I am interested in adding a new language pair. My recipe: Kannada-Marathi pair.

Why Google and Apertium should sponsor it? How and who it will benefit in society?

As of 2017, there are 67 million native Kannada speakers(Kannadigas). Kannada stands among 30 most widely spoken languages of the world as of 2001. Experts vouch that in the next 20 years, Kannada speakers will outnumber many foreign languages speakers, including German and French.It has 2,000 years of history and grand literature. Marathi ranks 19th in the list of most spoken language in the world with 73 million speakers as of 2007. Maharashtra(where people speak Marathi) and Karnataka(where people speak Kannada) are neighbouring states/province, and in contrary are not much similar, Marathi is an Indo-Aryan language whereas Kannada is a Dravidian language. Cities such as Bangalore and Mumbai are densely populated with IT hubs and are typical multilingual cities and also these places have good internet penetration to access our translator.And of course, there would be other groups to benefit from this.

CODING CHALLENGE

1.Installed Apertium tools

2.Bootstrapped the language pair:kan-mar. Marathi monolingual dix already exists.

3.Added some words(nouns and adjectives) to both bidix and kan monodix.Also, added paradigm definitions for kan monodix.

4.Translated some words from the James and Mary story.Pushed into the main git repo.

5.Converted Kannada to HFST for morphological analysis.

6.Reading more from wiki.apertium for better understanding.
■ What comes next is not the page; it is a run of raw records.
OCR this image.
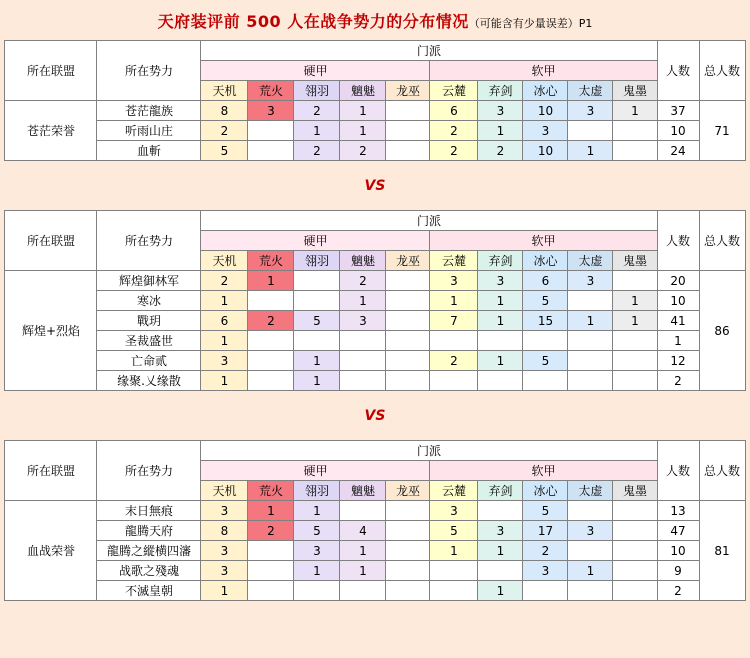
天府装评前 500 人在战争势力的分布情况（可能含有少量误差）P1
所在联盟	所在势力	门派										人数	总人数
		硬甲					软甲						
		天机	荒火	翎羽	魑魅	龙巫	云麓	弃剑	冰心	太虚	鬼墨		
苍茫荣誉	苍茫龍族	8	3	2	1		6	3	10	3	1	37	71
	听雨山庄	2		1	1		2	1	3			10	
	血斬	5		2	2		2	2	10	1		24	
VS
所在联盟	所在势力	门派										人数	总人数
		硬甲					软甲						
		天机	荒火	翎羽	魑魅	龙巫	云麓	弃剑	冰心	太虚	鬼墨		
辉煌+烈焰	辉煌御林军	2	1		2		3	3	6	3		20	86
	寒冰	1			1		1	1	5		1	10	
	戰玥	6	2	5	3		7	1	15	1	1	41	
	圣裁盛世	1										1	
	亡命贰	3		1			2	1	5			12	
	缘聚.乂缘散	1		1								2	
VS
所在联盟	所在势力	门派										人数	总人数
		硬甲					软甲						
		天机	荒火	翎羽	魑魅	龙巫	云麓	弃剑	冰心	太虚	鬼墨		
血战荣誉	末日無痕	3	1	1			3		5			13	81
	龍腾天府	8	2	5	4		5	3	17	3		47	
	龍腾之縱横四瀋	3		3	1		1	1	2			10	
	战歌之殘魂	3		1	1				3	1		9	
	不滅皇朝	1						1				2	
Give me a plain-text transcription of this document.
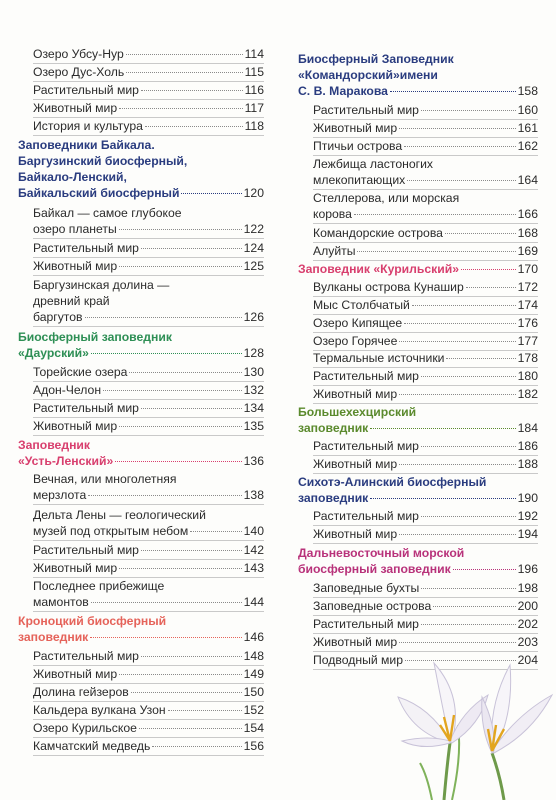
Озеро Убсу-Нур	114
Озеро Дус-Холь	115
Растительный мир	116
Животный мир	117
История и культура	118
Заповедники Байкала.
Баргузинский биосферный,
Байкало-Ленский,
Байкальский биосферный	120
Байкал — самое глубокое
озеро планеты	122
Растительный мир	124
Животный мир	125
Баргузинская долина —
древний край
баргутов	126
Биосферный заповедник
«Даурский»	128
Торейские озера	130
Адон-Челон	132
Растительный мир	134
Животный мир	135
Заповедник
«Усть-Ленский»	136
Вечная, или многолетняя
мерзлота	138
Дельта Лены — геологический
музей под открытым небом	140
Растительный мир	142
Животный мир	143
Последнее прибежище
мамонтов	144
Кроноцкий биосферный
заповедник	146
Растительный мир	148
Животный мир	149
Долина гейзеров	150
Кальдера вулкана Узон	152
Озеро Курильское	154
Камчатский медведь	156
Биосферный Заповедник
«Командорский»имени
С. В. Маракова	158
Растительный мир	160
Животный мир	161
Птичьи острова	162
Лежбища ластоногих
млекопитающих	164
Стеллерова, или морская
корова	166
Командорские острова	168
Алуйты	169
Заповедник «Курильский»	170
Вулканы острова Кунашир	172
Мыс Столбчатый	174
Озеро Кипящее	176
Озеро Горячее	177
Термальные источники	178
Растительный мир	180
Животный мир	182
Большехехцирский
заповедник	184
Растительный мир	186
Животный мир	188
Сихотэ-Алинский биосферный
заповедник	190
Растительный мир	192
Животный мир	194
Дальневосточный морской
биосферный заповедник	196
Заповедные бухты	198
Заповедные острова	200
Растительный мир	202
Животный мир	203
Подводный мир	204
7.Then, will do more of James and Mary story translation.

MILESTONES

Week 0: Community bonding

               Getting familiar with all the Apertium modules and it’s working. Discussion with mentors and clearing doubts. 
               Also, discussion with other selected members about their ideas in detail. Reading and gathering information about other
               different Machine translation tools.
               Reading and editing the wiki to include small changes for making it more easier for newbies to join Apertium.



First phase

Week 1:

               Performing analysis of Kannada morphology.
               Adding a ton of nouns and adjectives to the Kannada dictionary.
          	Defining paradigms: Extending the dictionary by adding declension to Kannada dictionary(cases).

Week 2:

          	Analysis and generation of those added words.
          	

Week 3:

          	Continue with the work.

Week 4:

          	Testvoc for closed-classes.
          	Preparing for evaluation.

Outcome: Kannada monolingual dictionary takes action.



Second phase

Week 5:

          	Observing the sentence structure of both the languages.
          	Fixing minor issues in Marathi dictionary.

Week 6:

          	Adding words to the bilingual dictionary.

Week 7:

          	Including transfer rules.

Week 8:

               Continue with the work.
               Test translation and prepare for evaluation.
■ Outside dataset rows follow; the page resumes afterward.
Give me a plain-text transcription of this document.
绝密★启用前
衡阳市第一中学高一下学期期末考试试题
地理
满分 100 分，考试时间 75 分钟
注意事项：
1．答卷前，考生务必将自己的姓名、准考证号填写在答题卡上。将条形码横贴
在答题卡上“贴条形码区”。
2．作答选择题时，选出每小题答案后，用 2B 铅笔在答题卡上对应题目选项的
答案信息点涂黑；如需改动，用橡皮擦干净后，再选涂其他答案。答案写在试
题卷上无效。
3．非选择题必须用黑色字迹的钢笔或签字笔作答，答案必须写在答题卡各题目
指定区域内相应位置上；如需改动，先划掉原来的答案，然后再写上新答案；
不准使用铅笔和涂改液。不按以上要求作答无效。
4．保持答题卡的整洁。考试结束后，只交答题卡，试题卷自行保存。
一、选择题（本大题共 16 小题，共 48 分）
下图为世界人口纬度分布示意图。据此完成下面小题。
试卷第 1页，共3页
Outcome:Understandable translation between these two languages.



Third phase

Week 9:

          	Disambiguation rules and discourse structure for Kannada. 

Week 10:

          	Constraint grammar and tagger training.

Week 11:

          	Continue with the work. Testing using corpus or newspaper contents.

Week 12:

          	Writing documentation, complete testing and fixing bugs.
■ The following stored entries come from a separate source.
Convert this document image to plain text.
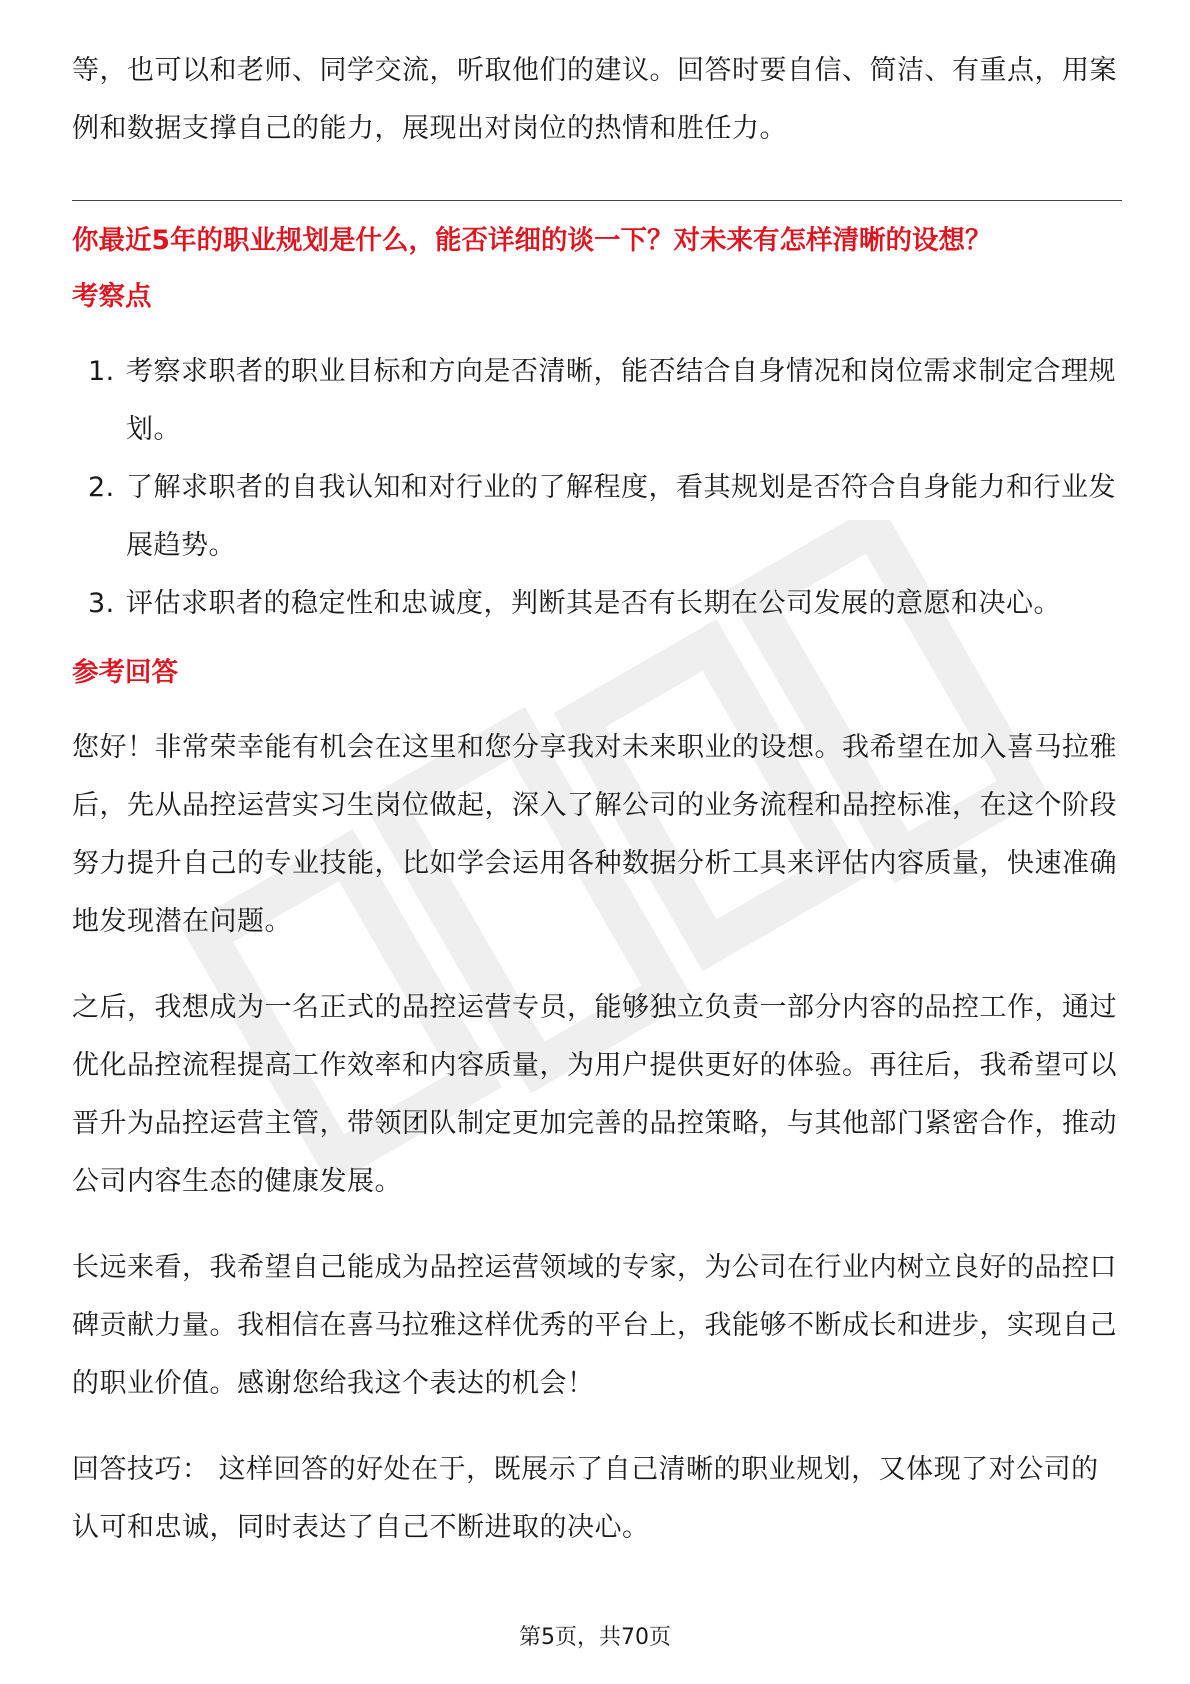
等，也可以和老师、同学交流，听取他们的建议。回答时要自信、简洁、有重点，用案例和数据支撑自己的能力，展现出对岗位的热情和胜任力。

你最近5年的职业规划是什么，能否详细的谈一下？对未来有怎样清晰的设想？

考察点

1. 考察求职者的职业目标和方向是否清晰，能否结合自身情况和岗位需求制定合理规划。
2. 了解求职者的自我认知和对行业的了解程度，看其规划是否符合自身能力和行业发展趋势。
3. 评估求职者的稳定性和忠诚度，判断其是否有长期在公司发展的意愿和决心。

参考回答

您好！非常荣幸能有机会在这里和您分享我对未来职业的设想。我希望在加入喜马拉雅后，先从品控运营实习生岗位做起，深入了解公司的业务流程和品控标准，在这个阶段努力提升自己的专业技能，比如学会运用各种数据分析工具来评估内容质量，快速准确地发现潜在问题。

之后，我想成为一名正式的品控运营专员，能够独立负责一部分内容的品控工作，通过优化品控流程提高工作效率和内容质量，为用户提供更好的体验。再往后，我希望可以晋升为品控运营主管，带领团队制定更加完善的品控策略，与其他部门紧密合作，推动公司内容生态的健康发展。

长远来看，我希望自己能成为品控运营领域的专家，为公司在行业内树立良好的品控口碑贡献力量。我相信在喜马拉雅这样优秀的平台上，我能够不断成长和进步，实现自己的职业价值。感谢您给我这个表达的机会！

回答技巧： 这样回答的好处在于，既展示了自己清晰的职业规划，又体现了对公司的认可和忠诚，同时表达了自己不断进取的决心。

第5页，共70页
Outcome: Hopefully a testvoc clean pair for release.


Final evaluation



Other commitments

Until 8th of May, I am having semester exams. I won’t be able to spend much time till then, thereafter I shall be fully committed to this project. I have no other plans as of now and also will compensate in case I am having any change in my plans. I would be interested in spending about 40+ hours a week and maybe or more depending on my schedule.